The submission prepared by Cllr Martina Genockey, Labour spokesperson on Health Promotion and Drugs Strategy and a working group of members, calls for a new approach to tackling addiction, by decriminalising the possession of drugs for personal use, as opposed to certain classes of drugs; and providing adequate funding to addiction services.
Cllr Genockey said:
“We need to take a compassionate approach to people who are addicted to drugs and help them overcome their addiction, and remove any barriers to getting help.
“No parent should be afraid to seek medical help for their children due to the fear of giving them a criminal record.
“Labour wants to decriminalise the person who is addicted to drugs. If someone is found in possession of any illegal drug for personal use, they shouldn’t be criminalised, rather they should be treated. In our submission to the national consultation on personal possession of illegal drugs we make this clear, and outline a new approach to addiction.
“Instead of a parent hesitating to get help when their child is using drugs for fear of a criminal record, we want access to a place in a drug education or treatment service, without a criminal record. Criminal records act not just as a barrier to securing work or housing, but also as a barrier to getting help. The approach to date has clearly failed, and the number of people struggling with addiction continues to grow.
“Where decriminalisation of the user has been implemented, like in Portugal, we have seen a fall in overdose deaths, drug related crime, problematic drug use, and a reduction in the number of people sent to jail for possession. This cultural shift took many years, but the successes are real.
“We are not proposing the legalisation of all substances, rather, we want to focus on helping people by removing the immediate threat of criminal sanctions. Possession of drugs would remain prohibited but not criminalised, as happens in Portugal.
“As part of this new approach in Ireland, funding must be significantly increased to provide better treatment services. We would instigate a major review of funding to ensure that people across Ireland can access detoxification and rehabilitation services in a timely manner. We would also increase funding immediately by €20 million, to go some way to reversing the cuts to the addiction budget that are still in place since 2009.

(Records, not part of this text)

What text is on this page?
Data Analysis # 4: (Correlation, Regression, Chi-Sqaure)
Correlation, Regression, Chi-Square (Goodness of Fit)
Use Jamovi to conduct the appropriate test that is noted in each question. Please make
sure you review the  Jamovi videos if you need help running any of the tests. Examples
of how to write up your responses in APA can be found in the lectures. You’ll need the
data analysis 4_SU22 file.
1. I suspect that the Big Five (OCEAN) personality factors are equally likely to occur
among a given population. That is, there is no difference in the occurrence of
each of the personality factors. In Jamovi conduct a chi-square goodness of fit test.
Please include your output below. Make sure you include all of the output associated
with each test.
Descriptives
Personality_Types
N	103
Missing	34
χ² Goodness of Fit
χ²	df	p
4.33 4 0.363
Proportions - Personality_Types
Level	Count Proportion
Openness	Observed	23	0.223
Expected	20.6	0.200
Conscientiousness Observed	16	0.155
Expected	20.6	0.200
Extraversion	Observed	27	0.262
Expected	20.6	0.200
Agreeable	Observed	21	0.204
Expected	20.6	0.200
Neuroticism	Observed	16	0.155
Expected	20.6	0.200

“In our submission we also outline our overall goals including timely access to good quality addiction services, action to increase the conviction rate for violent gangs involved in drug dealing, and prevention of addiction in the first place.”
The Labour Party’s submission ‘A New Approach to Addition – Labour’s proposals for helping people with addiction’ policy statement is available here:
An internal working group of Cllr Martina Genockey, Cllr Dermot Lacey, Cllr Andrew Montague, Cllr Mick Duff, Sen Aodhán Ó Ríordáin, and Chloe Monahan of Labour Youth developed the policy statement.